Clatney played for the Calgary Stampeders from 1990 to 1992, winning the 80th Grey Cup in 1992. He also set a CFL record in 1991 for the most special teams tackles in one game, with seven.

He dressed in nine games for the Ottawa Rough Riders in 1994. In mid-October 1994, the Toronto Argonauts acquired Clatney's rights from the Rough Riders. Clatney dressed in four games for Toronoto during the 1994 season; his last in the CFL.

==Other sports==
Clatney was a member of the Canadian Bobsled team from 1988 to 1990, winning a bronze medal in the two-man event as a brakeman with driver Greg Haydenluck at the World Cup in Calgary in 1989.
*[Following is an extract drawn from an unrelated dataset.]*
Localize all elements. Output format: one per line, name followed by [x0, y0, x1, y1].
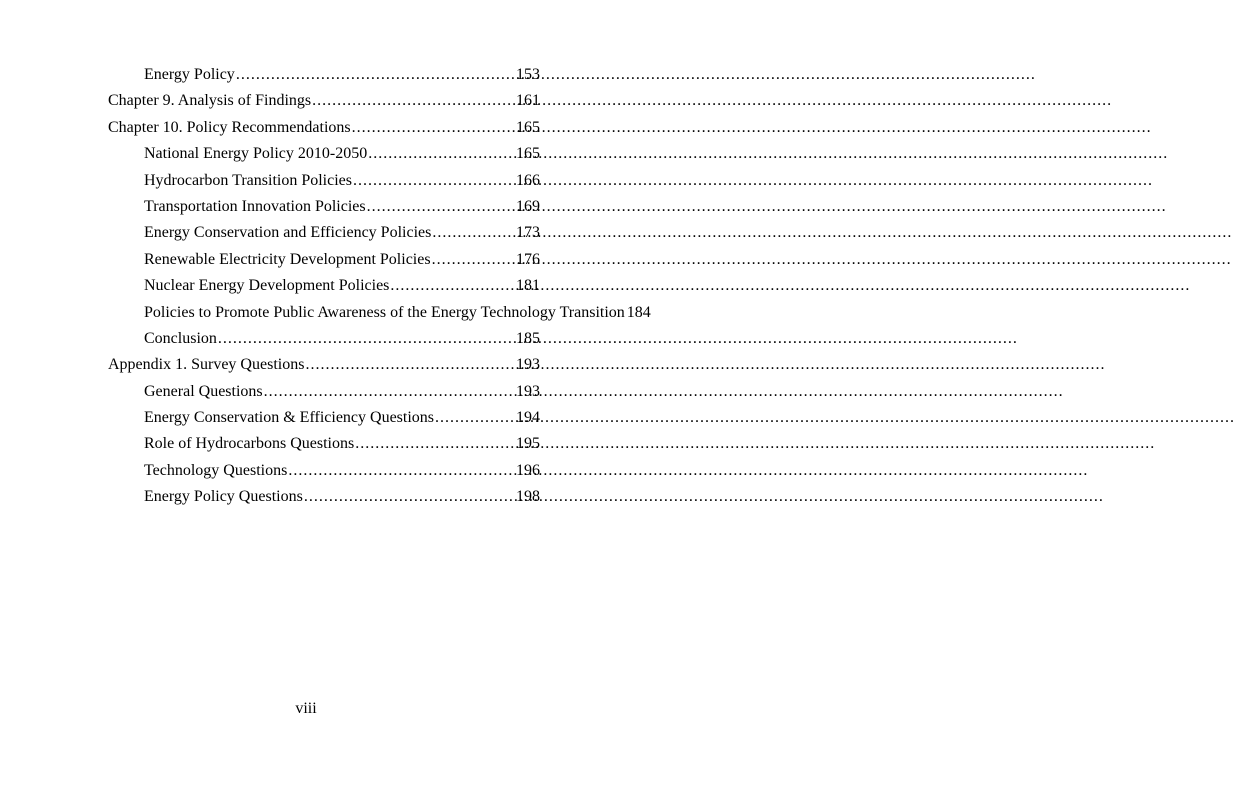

Clatney played inline hockey for the Calgary Rad'z of Roller Hockey International in 1993. He also played ice hockey for the Madison Monsters of the Colonial Hockey League during the 1995–96 season.

==Personal life==
Clatney has worked as a firefighter since his playing career. He, along with eight other former CFL players who were policeman or firemen, took part in the 100th Grey Cup festivities.